Edventure is a wonderful Frome based social enterprise supporting young adults to take initiative and create viable, sustainable futures for themselves and for their communities.
This year, amongst various other projects, they have been engaged in delivering a consultation process aimed at discovering the communities’ aspirations for The Dippy public space in Frome.
The Dippy is a large area of green space, off Culverhill, with steeply banked sides to north and south with concrete culvert running downhill through the centre sloping from west to east.
Frome Town Council is currently in discussion with Mendip District Council to take over this area with the intention of allowing local people to decide how it can be used and improved. The discussion surrounding the future of The Dippy is the project Edventure have been focused on facilitating in a uniquely engaging way.
As part of the consultation process Edventure determined they wanted to deploy a fresh approach to engagement, ensuring the people of Frome were part of the conversation and to get the widest spread of information possible. To start they ran an initial meeting at the beginning of ‘Participation Week’Participate Frome week and were able to enthuse a group of people to get involved at this preliminary stage, a very enthusiastic group of people were keen to get involved which set the tone for a very successful project. It was decided that a series of information gathering events would be run at The Dippy to gain maximum community interest as part of Participate Frome activities. The local estate was leafleted with times and dates of the events, posters were put up in local shop windows and the team also engaged with the ‘Participate Frome’ project. Positioning themselves on the site for several events proved to be a highly effective way of gaining people’s opinions, and almost certainly engaged demographics that could have otherwise been left unheard.
There were a number of events aimed at various groups of people in Frome, compromising story telling and memory board events where people mapped out their experiences related to the space on a map, talking to neighbours and older Frome residents about their experiences with The Dippy, bramble pulling, litter picking, questionnaires and a treasure hunt for children. The team at Edventure spent a great deal of time talking with all the walkers and friends who attended these events over hot chocolate and delicious pizzas from their wood fired oven
The overall general agreement was that people wanted to see an accessible area that is wildlife and people friendly. In moving forward it is recommended that any future development of the Dippy be implemented by members of the community under the auspices of the Community Association. Frome Town Council and other sympathetic organisations and groups would play a major part in supporting this enterprise.

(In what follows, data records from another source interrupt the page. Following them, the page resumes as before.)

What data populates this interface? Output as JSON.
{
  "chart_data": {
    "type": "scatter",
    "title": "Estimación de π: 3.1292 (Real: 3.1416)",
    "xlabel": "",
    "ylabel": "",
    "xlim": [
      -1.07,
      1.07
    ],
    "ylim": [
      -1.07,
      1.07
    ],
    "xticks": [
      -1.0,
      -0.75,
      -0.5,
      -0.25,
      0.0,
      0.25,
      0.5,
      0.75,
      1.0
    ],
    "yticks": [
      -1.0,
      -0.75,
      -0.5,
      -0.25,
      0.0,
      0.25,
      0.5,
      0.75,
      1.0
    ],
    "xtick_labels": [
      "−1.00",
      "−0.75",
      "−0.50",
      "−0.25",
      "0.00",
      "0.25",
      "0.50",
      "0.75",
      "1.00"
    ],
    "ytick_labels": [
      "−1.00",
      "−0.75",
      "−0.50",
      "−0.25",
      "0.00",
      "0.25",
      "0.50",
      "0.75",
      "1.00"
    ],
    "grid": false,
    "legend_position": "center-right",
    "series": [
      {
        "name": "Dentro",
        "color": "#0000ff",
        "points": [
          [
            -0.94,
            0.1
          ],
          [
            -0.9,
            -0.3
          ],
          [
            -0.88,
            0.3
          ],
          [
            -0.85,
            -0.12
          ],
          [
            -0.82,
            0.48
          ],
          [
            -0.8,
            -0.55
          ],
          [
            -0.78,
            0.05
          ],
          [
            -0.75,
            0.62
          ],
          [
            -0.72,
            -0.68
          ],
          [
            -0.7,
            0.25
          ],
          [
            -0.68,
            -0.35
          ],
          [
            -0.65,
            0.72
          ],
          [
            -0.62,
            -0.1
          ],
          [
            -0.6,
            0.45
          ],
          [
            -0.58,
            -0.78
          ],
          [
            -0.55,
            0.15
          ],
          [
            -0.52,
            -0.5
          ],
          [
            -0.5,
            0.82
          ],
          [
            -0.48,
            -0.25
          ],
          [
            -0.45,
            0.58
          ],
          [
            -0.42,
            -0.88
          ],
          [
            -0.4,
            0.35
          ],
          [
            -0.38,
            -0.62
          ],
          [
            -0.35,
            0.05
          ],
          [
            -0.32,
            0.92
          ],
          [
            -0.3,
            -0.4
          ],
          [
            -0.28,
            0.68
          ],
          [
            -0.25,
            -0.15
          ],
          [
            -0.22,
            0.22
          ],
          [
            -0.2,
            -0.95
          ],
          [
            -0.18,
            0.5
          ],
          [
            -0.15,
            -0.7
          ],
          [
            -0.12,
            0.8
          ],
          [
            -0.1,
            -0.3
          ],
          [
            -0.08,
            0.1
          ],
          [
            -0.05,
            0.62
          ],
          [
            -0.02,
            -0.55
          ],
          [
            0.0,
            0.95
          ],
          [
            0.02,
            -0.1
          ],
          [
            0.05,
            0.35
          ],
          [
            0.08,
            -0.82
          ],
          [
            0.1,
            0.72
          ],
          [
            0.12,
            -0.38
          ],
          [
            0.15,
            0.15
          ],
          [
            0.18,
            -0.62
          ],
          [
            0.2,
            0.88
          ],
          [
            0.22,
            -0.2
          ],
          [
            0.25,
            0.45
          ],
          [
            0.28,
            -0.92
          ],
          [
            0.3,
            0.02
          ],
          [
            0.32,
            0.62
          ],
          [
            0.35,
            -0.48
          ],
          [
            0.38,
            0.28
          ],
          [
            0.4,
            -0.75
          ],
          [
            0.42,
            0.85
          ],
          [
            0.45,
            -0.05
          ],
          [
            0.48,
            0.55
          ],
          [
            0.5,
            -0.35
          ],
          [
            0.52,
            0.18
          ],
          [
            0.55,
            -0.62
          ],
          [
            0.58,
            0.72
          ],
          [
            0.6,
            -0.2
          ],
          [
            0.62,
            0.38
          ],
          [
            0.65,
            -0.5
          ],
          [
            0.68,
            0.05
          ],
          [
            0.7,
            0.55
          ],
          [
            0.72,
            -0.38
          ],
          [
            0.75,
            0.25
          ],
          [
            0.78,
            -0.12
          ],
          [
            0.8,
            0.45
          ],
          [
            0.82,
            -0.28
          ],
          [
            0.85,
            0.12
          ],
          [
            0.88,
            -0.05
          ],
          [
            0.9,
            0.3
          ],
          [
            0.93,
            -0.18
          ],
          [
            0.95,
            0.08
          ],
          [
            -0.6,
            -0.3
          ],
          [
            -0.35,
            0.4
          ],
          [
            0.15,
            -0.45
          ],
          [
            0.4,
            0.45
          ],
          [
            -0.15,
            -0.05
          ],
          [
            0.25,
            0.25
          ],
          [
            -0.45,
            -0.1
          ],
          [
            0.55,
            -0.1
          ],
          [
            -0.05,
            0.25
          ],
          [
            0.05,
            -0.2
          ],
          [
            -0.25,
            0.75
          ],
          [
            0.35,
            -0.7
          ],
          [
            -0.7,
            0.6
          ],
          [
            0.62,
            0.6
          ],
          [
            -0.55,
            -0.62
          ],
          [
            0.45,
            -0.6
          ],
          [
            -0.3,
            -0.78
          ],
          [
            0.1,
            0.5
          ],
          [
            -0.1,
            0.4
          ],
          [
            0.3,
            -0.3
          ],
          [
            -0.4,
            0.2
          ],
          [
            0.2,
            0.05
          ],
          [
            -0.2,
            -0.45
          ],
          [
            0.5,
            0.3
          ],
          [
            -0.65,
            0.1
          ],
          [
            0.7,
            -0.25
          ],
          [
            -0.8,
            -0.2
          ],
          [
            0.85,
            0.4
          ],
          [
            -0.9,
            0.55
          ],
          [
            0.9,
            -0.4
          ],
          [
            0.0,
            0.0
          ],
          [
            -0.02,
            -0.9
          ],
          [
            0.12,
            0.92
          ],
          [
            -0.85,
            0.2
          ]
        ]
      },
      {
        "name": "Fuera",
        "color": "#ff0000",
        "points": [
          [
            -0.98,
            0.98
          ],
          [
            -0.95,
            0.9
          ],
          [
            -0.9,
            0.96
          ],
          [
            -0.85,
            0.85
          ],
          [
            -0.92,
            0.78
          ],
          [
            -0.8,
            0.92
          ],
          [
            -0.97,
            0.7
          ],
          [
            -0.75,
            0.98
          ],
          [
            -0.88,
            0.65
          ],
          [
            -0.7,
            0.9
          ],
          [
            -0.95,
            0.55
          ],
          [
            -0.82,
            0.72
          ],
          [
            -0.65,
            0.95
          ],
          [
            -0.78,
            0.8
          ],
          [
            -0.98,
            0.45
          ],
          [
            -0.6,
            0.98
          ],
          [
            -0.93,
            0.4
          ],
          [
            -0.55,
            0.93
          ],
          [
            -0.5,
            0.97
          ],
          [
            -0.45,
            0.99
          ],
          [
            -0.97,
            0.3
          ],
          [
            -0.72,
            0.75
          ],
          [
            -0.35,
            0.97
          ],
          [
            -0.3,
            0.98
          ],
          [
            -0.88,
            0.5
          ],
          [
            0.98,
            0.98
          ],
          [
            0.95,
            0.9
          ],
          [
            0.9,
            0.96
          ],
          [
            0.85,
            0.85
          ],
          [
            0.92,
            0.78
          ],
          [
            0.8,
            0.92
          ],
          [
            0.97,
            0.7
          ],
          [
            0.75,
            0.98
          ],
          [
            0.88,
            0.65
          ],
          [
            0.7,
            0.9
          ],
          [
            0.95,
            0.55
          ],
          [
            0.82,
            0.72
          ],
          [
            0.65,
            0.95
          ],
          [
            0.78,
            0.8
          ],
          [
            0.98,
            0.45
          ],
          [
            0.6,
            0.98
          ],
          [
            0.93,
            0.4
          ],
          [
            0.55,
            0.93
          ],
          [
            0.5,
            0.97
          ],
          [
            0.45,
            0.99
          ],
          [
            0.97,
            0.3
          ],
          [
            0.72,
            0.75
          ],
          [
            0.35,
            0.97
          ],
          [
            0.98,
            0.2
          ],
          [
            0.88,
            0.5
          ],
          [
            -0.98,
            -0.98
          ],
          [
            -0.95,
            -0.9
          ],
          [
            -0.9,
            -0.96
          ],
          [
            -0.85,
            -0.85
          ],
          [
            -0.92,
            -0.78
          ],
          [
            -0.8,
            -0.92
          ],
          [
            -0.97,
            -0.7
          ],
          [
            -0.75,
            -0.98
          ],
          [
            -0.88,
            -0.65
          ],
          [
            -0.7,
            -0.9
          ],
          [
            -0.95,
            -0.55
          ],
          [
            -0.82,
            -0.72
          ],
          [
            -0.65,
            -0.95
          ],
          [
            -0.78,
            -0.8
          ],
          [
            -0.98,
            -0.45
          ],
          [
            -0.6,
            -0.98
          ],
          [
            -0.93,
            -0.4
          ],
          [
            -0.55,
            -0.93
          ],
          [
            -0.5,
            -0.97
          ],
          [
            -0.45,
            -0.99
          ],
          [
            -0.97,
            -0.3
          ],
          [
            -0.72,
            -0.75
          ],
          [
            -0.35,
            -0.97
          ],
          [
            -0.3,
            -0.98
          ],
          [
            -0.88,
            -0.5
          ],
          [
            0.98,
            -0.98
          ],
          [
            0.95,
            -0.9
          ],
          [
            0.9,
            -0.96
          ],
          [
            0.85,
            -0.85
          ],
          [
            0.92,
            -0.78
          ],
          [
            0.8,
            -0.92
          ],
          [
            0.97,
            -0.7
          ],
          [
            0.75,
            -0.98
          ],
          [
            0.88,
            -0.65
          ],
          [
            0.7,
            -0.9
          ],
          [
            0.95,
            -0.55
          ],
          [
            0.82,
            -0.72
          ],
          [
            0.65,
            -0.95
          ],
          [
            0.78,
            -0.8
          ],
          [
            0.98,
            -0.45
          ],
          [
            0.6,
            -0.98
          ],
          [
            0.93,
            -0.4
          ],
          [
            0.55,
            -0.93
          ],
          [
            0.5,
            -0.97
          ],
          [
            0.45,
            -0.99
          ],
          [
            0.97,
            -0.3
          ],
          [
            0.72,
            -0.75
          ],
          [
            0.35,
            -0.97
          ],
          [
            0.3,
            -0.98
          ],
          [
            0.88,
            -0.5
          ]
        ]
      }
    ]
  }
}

New bins for dog poo should be provided at the crossroads, and a general awareness of “picking up” should be encouraged through signage and potential community intervention. It was also suggested that the collection bins behind the wall on the mount side should be more regularly emptied in order to prevent fly tipping. Continual management of brambles would be advisable, however there was also a lot of enthusiasm from the community to be involved in “slashing”. A full wildlife survey would be encouraged before taking any serious action. Measures to support the wildlife and nature of The Dippy could then be explored include encouraging a wildflower meadow and planting native woodland flowers amongst the trees. In order to encourage the community to respect and appreciate wildlife and nature it was suggested that information boards, beehives, birdwatching stations and nature trails could also be introduced.
There are access issues surrounding The Dippy and is was suggested that the gates should be changed to make them wheelchair, push chair and mobility scooter accessible, as a larger investment winding paths could be introduced in the steeper paths to reduce the slope (i.e. from the mount into the crossroad). Pathways should also be maintained more closely.
Benches and picnic areas for socialising was a common request, however only as a minimal intervention. Generally the community felt they would like the “wild” nature of the place to remain and that The Dippy does not become “gardenified”. Clearing of undergrowth and better systems for managing litter would undoubtedly improve the environment for socialising and playing, if lighting were to be introduced, it would be recommended that these be solar lights which only work in the early evening to aid dog walkers yet not interfere with star gazing (The Dippy is very rarely used at night time anyway).
Further consultation around the issue of horses and the travelling community needs to be addressed. This issue is much larger than the sphere of the Dippy consultation, extending to legal rights to graze, there are potential routes into a discussion through Aster communities who provide housing to some of the settled travelling community and also through Christchurch school who they have apparently worked cooperatively with on community projects in the past, it was recommended that this was explored further.